9. In haar tweede grief beroept [echtgenote een] zich op de in het echtscheidingsconvenant overeengekomen afspraak dat eerst op het moment dat de woning in de toekomst wordt verkocht door [echtgenote een] een bedrag van € 18.617, - uit de opbrengst van de woning aan de [de man] zal worden voldaan. [echtgenote een] stelt zich thans op het standpunt dat uit deze bepaling in het convenant volgt dat [echtgenote een] niet tot enige terugbetaling aan [de man] zou zijn gehouden voordat zij de woning zou verkopen. De akte van geldlening is nadien op aanraden van de fiscaal adviseur, vanuit de optiek van het sluiten van een hypotheek door [echtgenote een] , opgesteld, aldus [echtgenote een] .
10. [echtgenote twee] voert aan dat [echtgenote een] tegenstrijdige stellingen inneemt. Het klopt dat de inhoud van het convenant aan de akte van geldlening tegenstrijdig is. Het was juist het convenant dat ten behoeve van het welslagen van de hypotheekaanvraag door [echtgenote een] aan de mogelijke hypotheekverstrekker moest worden gepresenteerd - want daaruit bleek dat er, zolang de hypothecaire lening liep, niet aan [de man] afbetaald diende te worden - en niet de akte van geldlening, waaruit de opeisbaarheid van de vordering van [de man] bleek. [echtgenote twee] stelt dat de akte van geldlening prevaleert boven de bepalingen in het convenant.
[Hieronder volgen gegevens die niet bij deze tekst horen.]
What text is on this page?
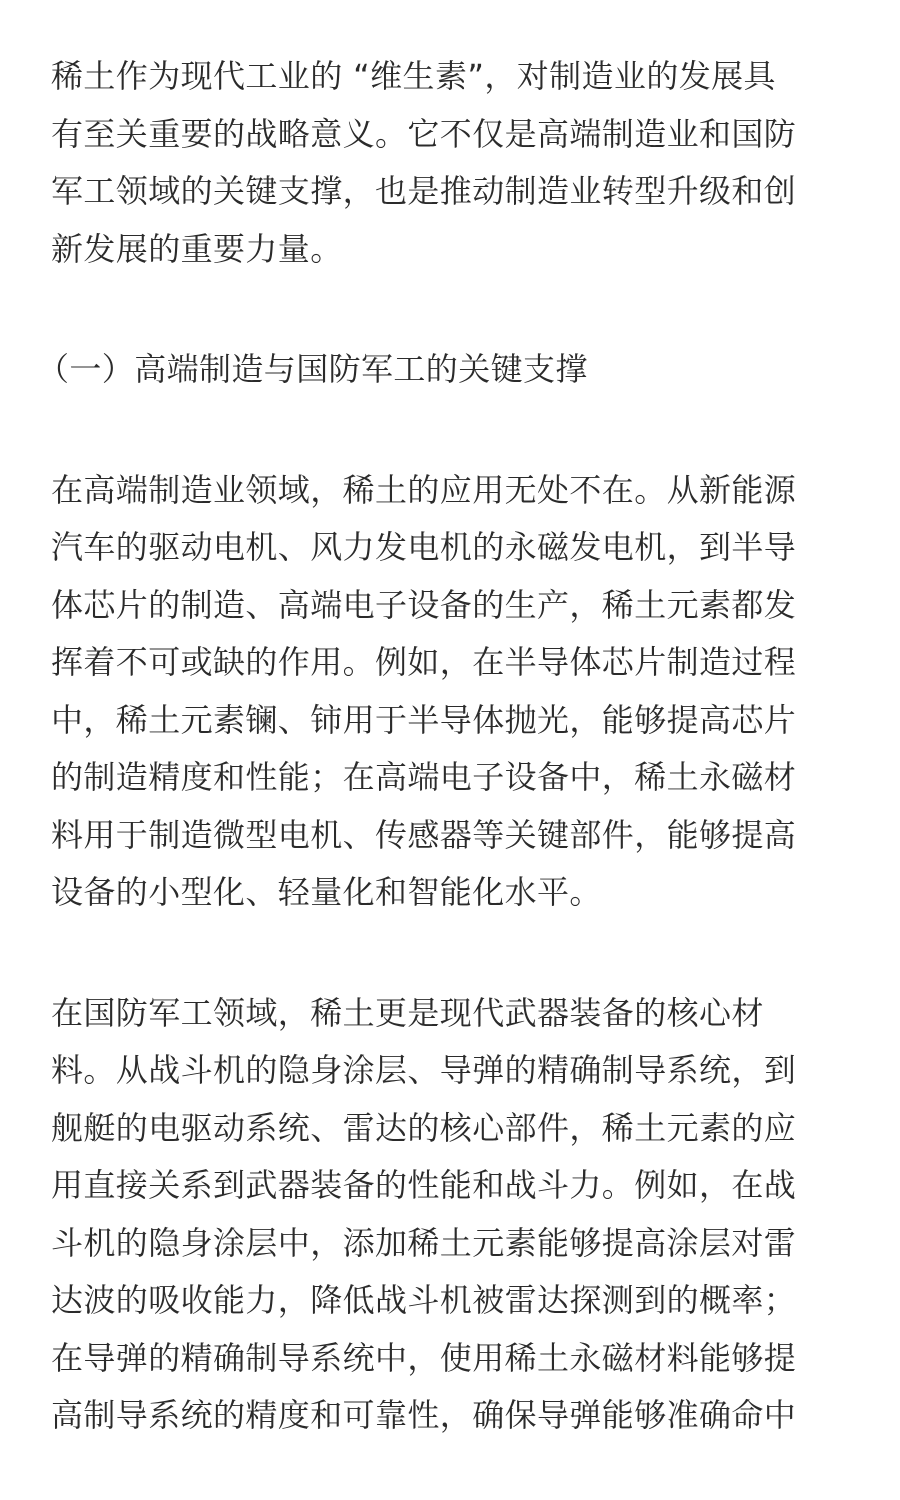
稀土作为现代工业的 “维生素”，对制造业的发展具
有至关重要的战略意义。它不仅是高端制造业和国防
军工领域的关键支撑，也是推动制造业转型升级和创
新发展的重要力量。

（一）高端制造与国防军工的关键支撑

在高端制造业领域，稀土的应用无处不在。从新能源
汽车的驱动电机、风力发电机的永磁发电机，到半导
体芯片的制造、高端电子设备的生产，稀土元素都发
挥着不可或缺的作用。例如，在半导体芯片制造过程
中，稀土元素镧、铈用于半导体抛光，能够提高芯片
的制造精度和性能；在高端电子设备中，稀土永磁材
料用于制造微型电机、传感器等关键部件，能够提高
设备的小型化、轻量化和智能化水平。

在国防军工领域，稀土更是现代武器装备的核心材
料。从战斗机的隐身涂层、导弹的精确制导系统，到
舰艇的电驱动系统、雷达的核心部件，稀土元素的应
用直接关系到武器装备的性能和战斗力。例如，在战
斗机的隐身涂层中，添加稀土元素能够提高涂层对雷
达波的吸收能力，降低战斗机被雷达探测到的概率；
在导弹的精确制导系统中，使用稀土永磁材料能够提
高制导系统的精度和可靠性，确保导弹能够准确命中
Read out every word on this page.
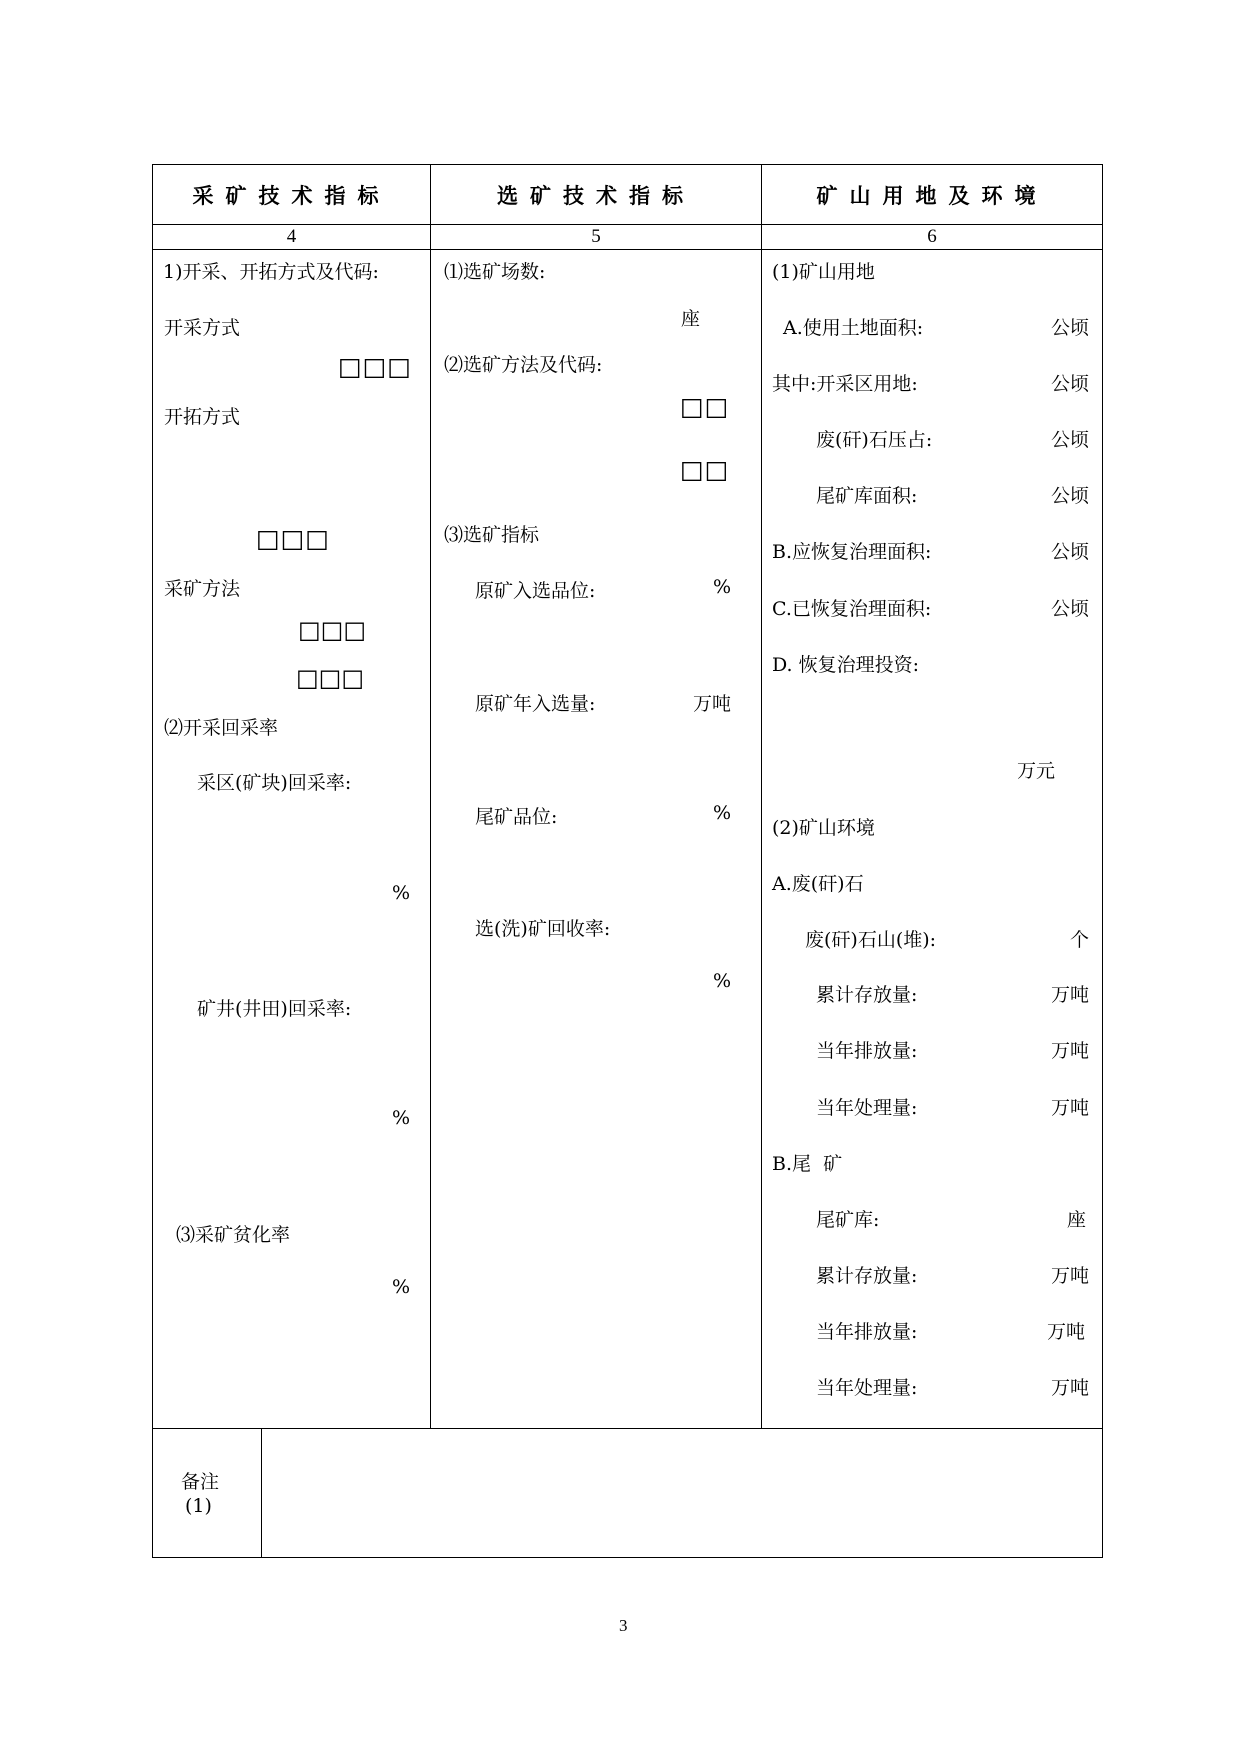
采矿技术指标	选矿技术指标	矿山用地及环境
4	5	6
1)开采、开拓方式及代码:
开采方式
□□□
开拓方式
□□□
采矿方法
□□□
□□□
⑵开采回采率
采区(矿块)回采率:
%
矿井(井田)回采率:
%
⑶采矿贫化率
%
⑴选矿场数:
座
⑵选矿方法及代码:
□□
□□
⑶选矿指标
原矿入选品位:	%
原矿年入选量:	万吨
尾矿品位:	%
选(洗)矿回收率:
%
(1)矿山用地
A.使用土地面积:	公顷
其中:开采区用地:	公顷
废(矸)石压占:	公顷
尾矿库面积:	公顷
B.应恢复治理面积:	公顷
C.已恢复治理面积:	公顷
D. 恢复治理投资:
万元
(2)矿山环境
A.废(矸)石
废(矸)石山(堆):	个
累计存放量:	万吨
当年排放量:	万吨
当年处理量:	万吨
B.尾  矿
尾矿库:	座
累计存放量:	万吨
当年排放量:	万吨
当年处理量:	万吨
备注
(1)
3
11. Het hof overweegt als volgt. [echtgenote een] heeft in de conclusie van antwoord in eerste aanleg erkend dat als onderdeel van de (financiële) afwikkeling van de echtscheiding tussen haar en [de man] een overeenkomst van geldlening is aangegaan, zoals neergelegd in de akte van geldlening van 10 maart 2010. Ook ter comparitie heeft [echtgenote een] de juistheid van de akte van geldlening erkend:
“Het resterende bedrag dat ik aan de heer [de man] moest betalen was € 18.617,00. Dit staat in het echtscheidingsconvenant. Op advies van de mediator hebben wij dat ook nog afzonderlijk vastgelegd in de vorm van een akte van geldlening. Dit was ook van belang voor de hypotheek aanvraag, zodat ik bij het aanvragen geen problemen zou hebben. (...) Per januari 2011 moest ik gaan terugbetalen (...).
Het staat [echtgenote een] niet vrij thans zonder nadere toelichting op deze erkenningen terug te komen. Ook de tweede grief wordt verworpen.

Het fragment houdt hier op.